Strictured oesophageal tumours are difficult for patient and physician alike. An inability to use standard equipment freely, concentrates the mind as to what the purpose of staging is: what information is sought and why?

Long-term survival with oesophageal and proximal gastric tumours is poor and treatment options for locally advanced disease, unsatisfactory. The scramble for incremental improvements in survival results in a large variation in practice, particularly in respect of using neoadjuvant chemotherapy.

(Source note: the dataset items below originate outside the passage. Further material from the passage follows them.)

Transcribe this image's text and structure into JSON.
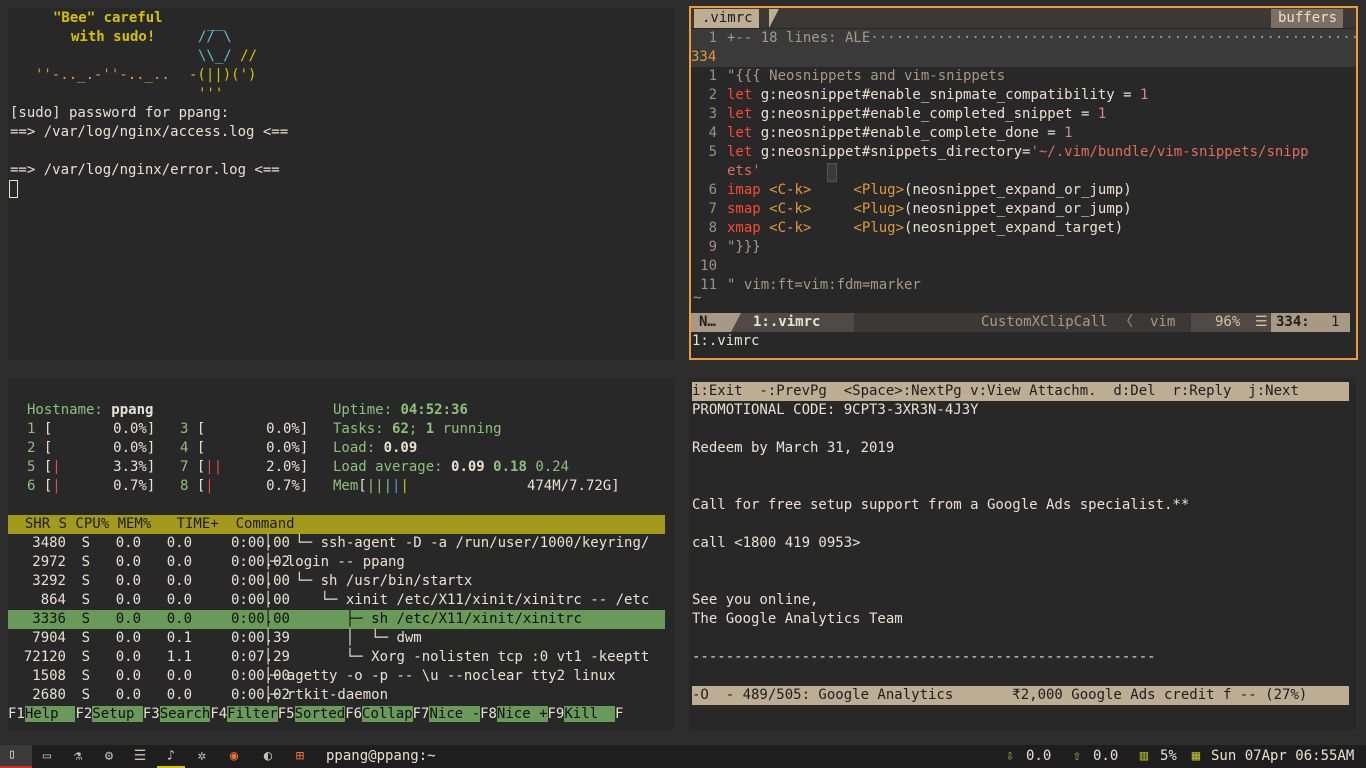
{
  "terminal1": {
    "cowsay": {
      "line1": "\"Bee\" careful",
      "line2": "with sudo!",
      "bee1": "__",
      "bee2": "// \\",
      "bee3a": "\\\\_/ ",
      "bee3b": "//",
      "trail": "''-.._.-''-.._..",
      "bee4": "-(||)(')",
      "bee5": "'''"
    },
    "lines": [
      "[sudo] password for ppang:",
      "==> /var/log/nginx/access.log <==",
      "",
      "==> /var/log/nginx/error.log <=="
    ]
  },
  "vim": {
    "tab_label": ".vimrc",
    "buffers_label": "buffers",
    "fold_line": "+-- 18 lines: ALE·······························································",
    "fold_linenum": "1",
    "cursor_line_num": "334",
    "lines": [
      {
        "n": "1",
        "parts": [
          {
            "t": "\"{{{ Neosnippets and vim-snippets",
            "c": "c-dim"
          }
        ]
      },
      {
        "n": "2",
        "parts": [
          {
            "t": "let ",
            "c": "c-red"
          },
          {
            "t": "g:neosnippet#enable_snipmate_compatibility = ",
            "c": "c-fg"
          },
          {
            "t": "1",
            "c": "c-num"
          }
        ]
      },
      {
        "n": "3",
        "parts": [
          {
            "t": "let ",
            "c": "c-red"
          },
          {
            "t": "g:neosnippet#enable_completed_snippet = ",
            "c": "c-fg"
          },
          {
            "t": "1",
            "c": "c-num"
          }
        ]
      },
      {
        "n": "4",
        "parts": [
          {
            "t": "let ",
            "c": "c-red"
          },
          {
            "t": "g:neosnippet#enable_complete_done = ",
            "c": "c-fg"
          },
          {
            "t": "1",
            "c": "c-num"
          }
        ]
      },
      {
        "n": "5",
        "parts": [
          {
            "t": "let ",
            "c": "c-red"
          },
          {
            "t": "g:neosnippet#snippets_directory=",
            "c": "c-fg"
          },
          {
            "t": "'~/.vim/bundle/vim-snippets/snipp",
            "c": "c-str"
          }
        ]
      },
      {
        "n": "",
        "parts": [
          {
            "t": "ets'",
            "c": "c-str"
          }
        ]
      },
      {
        "n": "6",
        "parts": [
          {
            "t": "imap ",
            "c": "c-red"
          },
          {
            "t": "<C-k>",
            "c": "c-orange"
          },
          {
            "t": "     ",
            "c": "c-fg"
          },
          {
            "t": "<Plug>",
            "c": "c-orange"
          },
          {
            "t": "(neosnippet_expand_or_jump)",
            "c": "c-fg"
          }
        ]
      },
      {
        "n": "7",
        "parts": [
          {
            "t": "smap ",
            "c": "c-red"
          },
          {
            "t": "<C-k>",
            "c": "c-orange"
          },
          {
            "t": "     ",
            "c": "c-fg"
          },
          {
            "t": "<Plug>",
            "c": "c-orange"
          },
          {
            "t": "(neosnippet_expand_or_jump)",
            "c": "c-fg"
          }
        ]
      },
      {
        "n": "8",
        "parts": [
          {
            "t": "xmap ",
            "c": "c-red"
          },
          {
            "t": "<C-k>",
            "c": "c-orange"
          },
          {
            "t": "     ",
            "c": "c-fg"
          },
          {
            "t": "<Plug>",
            "c": "c-orange"
          },
          {
            "t": "(neosnippet_expand_target)",
            "c": "c-fg"
          }
        ]
      },
      {
        "n": "9",
        "parts": [
          {
            "t": "\"}}}",
            "c": "c-dim"
          }
        ]
      },
      {
        "n": "10",
        "parts": []
      },
      {
        "n": "11",
        "parts": [
          {
            "t": "\" vim:ft=vim:fdm=marker",
            "c": "c-dim"
          }
        ]
      }
    ],
    "tilde": "~",
    "status": {
      "mode": "N…",
      "buffer": "1:.vimrc",
      "function": "CustomXClipCall",
      "filetype": "vim",
      "percent": "96%",
      "lineinfo": "334:",
      "col": "1"
    },
    "cmdline": "1:.vimrc"
  },
  "htop": {
    "hostname_label": "Hostname: ",
    "hostname": "ppang",
    "uptime_label": "Uptime: ",
    "uptime": "04:52:36",
    "tasks_label": "Tasks: ",
    "tasks": "62",
    "tasks_sep": "; ",
    "running_count": "1",
    "running_label": " running",
    "load_label": "Load: ",
    "load": "0.09",
    "loadavg_label": "Load average: ",
    "loadavg1": "0.09",
    "loadavg5": "0.18",
    "loadavg15": "0.24",
    "mem_label": "Mem",
    "mem_value": "474M/7.72G",
    "cpus": [
      {
        "id": "1",
        "bar": "",
        "pct": "0.0%]"
      },
      {
        "id": "3",
        "bar": "",
        "pct": "0.0%]"
      },
      {
        "id": "2",
        "bar": "",
        "pct": "0.0%]"
      },
      {
        "id": "4",
        "bar": "",
        "pct": "0.0%]"
      },
      {
        "id": "5",
        "bar": "|",
        "pct": "3.3%]"
      },
      {
        "id": "7",
        "bar": "||",
        "pct": "2.0%]"
      },
      {
        "id": "6",
        "bar": "|",
        "pct": "0.7%]"
      },
      {
        "id": "8",
        "bar": "|",
        "pct": "0.7%]"
      }
    ],
    "header": "  SHR S CPU% MEM%   TIME+  Command",
    "rows": [
      {
        "shr": " 3480",
        "s": "S",
        "cpu": " 0.0",
        "mem": " 0.0",
        "time": "0:00.00",
        "tree": "   └─ ",
        "cmd": "ssh-agent -D -a /run/user/1000/keyring/"
      },
      {
        "shr": " 2972",
        "s": "S",
        "cpu": " 0.0",
        "mem": " 0.0",
        "time": "0:00.02",
        "tree": "─ ",
        "cmd": "login -- ppang"
      },
      {
        "shr": " 3292",
        "s": "S",
        "cpu": " 0.0",
        "mem": " 0.0",
        "time": "0:00.00",
        "tree": "   └─ ",
        "cmd": "sh /usr/bin/startx"
      },
      {
        "shr": "  864",
        "s": "S",
        "cpu": " 0.0",
        "mem": " 0.0",
        "time": "0:00.00",
        "tree": "      └─ ",
        "cmd": "xinit /etc/X11/xinit/xinitrc -- /etc"
      },
      {
        "shr": " 3336",
        "s": "S",
        "cpu": " 0.0",
        "mem": " 0.0",
        "time": "0:00.00",
        "tree": "         ├─ ",
        "cmd": "sh /etc/X11/xinit/xinitrc"
      },
      {
        "shr": " 7904",
        "s": "S",
        "cpu": " 0.0",
        "mem": " 0.1",
        "time": "0:00.39",
        "tree": "         │  └─ ",
        "cmd": "dwm"
      },
      {
        "shr": "72120",
        "s": "S",
        "cpu": " 0.0",
        "mem": " 1.1",
        "time": "0:07.29",
        "tree": "         └─ ",
        "cmd": "Xorg -nolisten tcp :0 vt1 -keeptt"
      },
      {
        "shr": " 1508",
        "s": "S",
        "cpu": " 0.0",
        "mem": " 0.0",
        "time": "0:00.00",
        "tree": "─ ",
        "cmd": "agetty -o -p -- \\u --noclear tty2 linux"
      },
      {
        "shr": " 2680",
        "s": "S",
        "cpu": " 0.0",
        "mem": " 0.0",
        "time": "0:00.02",
        "tree": "─ ",
        "cmd": "rtkit-daemon"
      }
    ],
    "fkeys": [
      {
        "k": "F1",
        "d": "Help  "
      },
      {
        "k": "F2",
        "d": "Setup "
      },
      {
        "k": "F3",
        "d": "Search"
      },
      {
        "k": "F4",
        "d": "Filter"
      },
      {
        "k": "F5",
        "d": "Sorted"
      },
      {
        "k": "F6",
        "d": "Collap"
      },
      {
        "k": "F7",
        "d": "Nice -"
      },
      {
        "k": "F8",
        "d": "Nice +"
      },
      {
        "k": "F9",
        "d": "Kill  "
      },
      {
        "k": "F",
        "d": ""
      }
    ]
  },
  "mutt": {
    "help_bar": "i:Exit  -:PrevPg  <Space>:NextPg v:View Attachm.  d:Del  r:Reply  j:Next",
    "lines": [
      "PROMOTIONAL CODE: 9CPT3-3XR3N-4J3Y",
      "",
      "Redeem by March 31, 2019",
      "",
      "",
      "Call for free setup support from a Google Ads specialist.**",
      "",
      "call <1800 419 0953>",
      "",
      "",
      "See you online,",
      "The Google Analytics Team",
      "",
      "-------------------------------------------------------"
    ],
    "status_bar": "-O  - 489/505: Google Analytics       ₹2,000 Google Ads credit f -- (27%)"
  },
  "taskbar": {
    "title": "ppang@ppang:~",
    "net_down": "0.0",
    "net_up": "0.0",
    "cpu": "5%",
    "datetime": "Sun 07Apr 06:55AM"
  }
}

Disagreement over general management strategy is both reflected in and moulds discussion on how the staging of stenotic lesions might be achieved. First, to address some of the important peripheral issues.

General considerations

Surgery confers a survival advantage on those with resectable lesions [1] [2]. Neoadjuvant chemotherapy might confer a survival advantage, particularly on those who show a clinical response; equally, those with residual positive nodes fare poorly [3] [4]. Although the type of cancer under consideration, adenocarcinoma or squamous cell, does not seem to have much impact on survival, the site of the lesion may; the Siewert classification identifies diseases with different prognoses, junctional (Type II) lesions being more associated with node-positive disease and a poorer prognosis [5] [6].

Nodal status is central to the staging of oesophageal cancer, as it predicts survival [1] [7]. Three confounding factors to describing nodal status need to be addressed in the setting of stenotic lesions: (a) dispute over the accuracy of endoscopic morphology alone in ascribing involvement [8]; (b) lack of a clear definition of what a coeliac node is or represents [9] [10] [11]; and extrapolating from this, (c) deficiency of the TNM staging system in respect of what is truly a local node and what is metastatic [12] [13]. The presence of micrometastases in pN0 R0-resections (30 % of cases) remains a joker in the pack [14].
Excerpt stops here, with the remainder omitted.